By 1991 I was motherless; my mom was actually taken from us by infection, the same fate my mother-in-law succumbed too. Later when my father died in 2000, I was lost and felt like an orphan but Wynn and Jim filled the void so I was never really alone. In the statistical family, the parents go before the children, so with the passing of his mom, Gregg and I have both lost the last buffer between our lives and our own deaths. We are now one step higher on the ladder, making us the buffer for our children. The cycle of life and death keeps on grinding away.

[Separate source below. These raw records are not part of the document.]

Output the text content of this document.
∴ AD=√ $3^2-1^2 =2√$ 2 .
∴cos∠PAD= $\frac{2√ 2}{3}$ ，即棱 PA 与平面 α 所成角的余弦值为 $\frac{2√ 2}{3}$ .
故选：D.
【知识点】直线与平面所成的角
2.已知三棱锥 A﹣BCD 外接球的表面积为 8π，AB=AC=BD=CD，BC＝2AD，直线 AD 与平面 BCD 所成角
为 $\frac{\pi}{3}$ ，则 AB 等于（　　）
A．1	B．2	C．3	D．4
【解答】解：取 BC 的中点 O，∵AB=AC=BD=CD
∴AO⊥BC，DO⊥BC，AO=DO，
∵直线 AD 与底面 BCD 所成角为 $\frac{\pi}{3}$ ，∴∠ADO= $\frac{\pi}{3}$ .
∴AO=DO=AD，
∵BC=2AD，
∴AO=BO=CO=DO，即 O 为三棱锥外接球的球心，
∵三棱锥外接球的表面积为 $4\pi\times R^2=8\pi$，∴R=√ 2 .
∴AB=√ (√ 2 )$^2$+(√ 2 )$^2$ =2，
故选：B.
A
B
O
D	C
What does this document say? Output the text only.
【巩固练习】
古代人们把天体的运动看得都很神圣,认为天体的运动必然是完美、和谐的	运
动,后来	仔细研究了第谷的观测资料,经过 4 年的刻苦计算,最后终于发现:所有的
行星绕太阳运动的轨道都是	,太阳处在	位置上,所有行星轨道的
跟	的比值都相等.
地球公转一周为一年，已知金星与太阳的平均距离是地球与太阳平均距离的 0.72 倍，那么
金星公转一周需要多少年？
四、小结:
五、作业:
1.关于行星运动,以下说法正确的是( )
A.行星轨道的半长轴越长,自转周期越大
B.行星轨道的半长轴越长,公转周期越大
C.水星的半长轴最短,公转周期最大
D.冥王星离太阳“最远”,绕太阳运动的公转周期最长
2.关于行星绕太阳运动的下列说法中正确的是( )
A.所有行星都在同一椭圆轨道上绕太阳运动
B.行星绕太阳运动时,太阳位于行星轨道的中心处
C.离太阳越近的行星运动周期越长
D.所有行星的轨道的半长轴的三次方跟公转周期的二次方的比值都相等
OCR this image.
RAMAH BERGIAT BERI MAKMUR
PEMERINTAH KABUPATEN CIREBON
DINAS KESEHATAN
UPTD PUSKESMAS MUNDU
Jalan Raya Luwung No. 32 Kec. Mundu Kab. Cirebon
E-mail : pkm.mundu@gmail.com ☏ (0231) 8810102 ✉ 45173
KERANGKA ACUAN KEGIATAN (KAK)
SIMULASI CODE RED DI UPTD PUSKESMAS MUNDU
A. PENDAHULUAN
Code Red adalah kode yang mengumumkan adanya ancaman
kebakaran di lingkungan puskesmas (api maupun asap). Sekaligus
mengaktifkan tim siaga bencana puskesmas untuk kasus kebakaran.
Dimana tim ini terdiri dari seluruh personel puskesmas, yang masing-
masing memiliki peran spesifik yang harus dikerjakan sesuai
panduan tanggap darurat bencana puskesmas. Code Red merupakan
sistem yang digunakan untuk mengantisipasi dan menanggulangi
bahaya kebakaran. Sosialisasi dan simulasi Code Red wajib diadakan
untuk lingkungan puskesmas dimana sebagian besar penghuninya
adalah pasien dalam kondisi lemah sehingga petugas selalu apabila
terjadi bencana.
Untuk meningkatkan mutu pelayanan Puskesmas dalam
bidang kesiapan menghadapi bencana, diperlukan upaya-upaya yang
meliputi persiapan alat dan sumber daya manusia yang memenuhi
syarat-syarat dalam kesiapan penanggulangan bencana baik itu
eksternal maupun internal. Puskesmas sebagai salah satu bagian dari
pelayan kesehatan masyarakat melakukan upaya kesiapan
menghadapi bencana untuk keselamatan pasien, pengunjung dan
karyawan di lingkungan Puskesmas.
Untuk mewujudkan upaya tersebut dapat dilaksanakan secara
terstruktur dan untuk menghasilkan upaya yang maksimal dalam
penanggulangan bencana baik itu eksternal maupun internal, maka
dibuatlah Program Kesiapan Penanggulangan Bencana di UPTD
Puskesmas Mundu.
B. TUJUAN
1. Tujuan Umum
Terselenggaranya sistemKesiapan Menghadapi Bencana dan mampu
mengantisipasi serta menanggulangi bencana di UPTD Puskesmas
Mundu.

After Jim died I shattered like a glass window. It was terribly painful for me and I flew out to BC to be with Wynn for the week while we waited for everyone to make it home. Gregg was in the field working and Wynn postponed the service until he could arrive. She was always about the work, it came first no matter what and said that many times. I had a week alone with her, a precious time for me that I will never forget. We polished silver and organized her closets, all those dozens of sheet sets that she’d buy and bring home from the Peace Arch Hospital Auxiliary Superfluity Thrift Store where she volunteered; second hand and still in the wrapper sheets, new and crisp while the ones on her bed could have been rotated right into the bin. There was nothing I could do to convince her to wash and use a new set. Something must have happened back in her childhood to worry about not having enough bed linens. Every time I went out to visit I organized the closets, the sheets that got disorganized over time while that drab old, olive green set on their bed got even more knobby and thread bare.
I listened while she reminisced, her memory as sharp as a pin. The fun, the dancing and wartime tales, once 18 dates in one summer, all the travel and family history, especially all the antics Gregg put her through with his devil may care spirit. He apparently caused a few more grey hairs than the others, being fearless as a small boy and out for adventure. I sat like a sponge absorbing her stories. It was a very special time for me.
She was a little stuck in her ways and at times curmudgeonly, but she was of a different generation and had seen and experienced so much in her lifetime she was allowed her idiosyncrasies. The one constant that was undeniable was her grand love for her boys that always shone through like a brilliant ray of sunshine; Terry the eldest, Gregg the middle and Dale the youngest. Any time someone snapped a photo of her with her boys her smile was just a wee bit bigger and the pride in her eye matched it.
I know she loved me although she wouldn’t verbalize her feelings, saying it was foolish to go around telling people you love them when they already know it, perhaps another miss planted idea from her youth. I have physical proof of her love for me in a card she sent a few years ago. She told me she appreciated all the contact and sharing of our lives with them and that she loved me for it. It makes me tear up every time I think of it, perhaps I’ll have the card framed.
Writing my adoptive parents was never a duty or a chore; I needed them more than they needed me. All the correspondence was done with love and respect for the two people that gave me the wonderful husband I have today. The man isn’t perfect, no one on this earth is, but by golly he’s darn near close. He’s been my saving grace since the day I met him, pulling me from an unhappy past while bringing a bright light to shine through the grey clouds. He is my rock and my anchor and I have his wonderful parents to thank for the grand life I love and live!
Oct 21, 1918 – Oct 21, 2018
Born in Tuberose Saskatchewn, Winnifred Achurch
You and Jim are sadly missed and will be for the rest of our lives.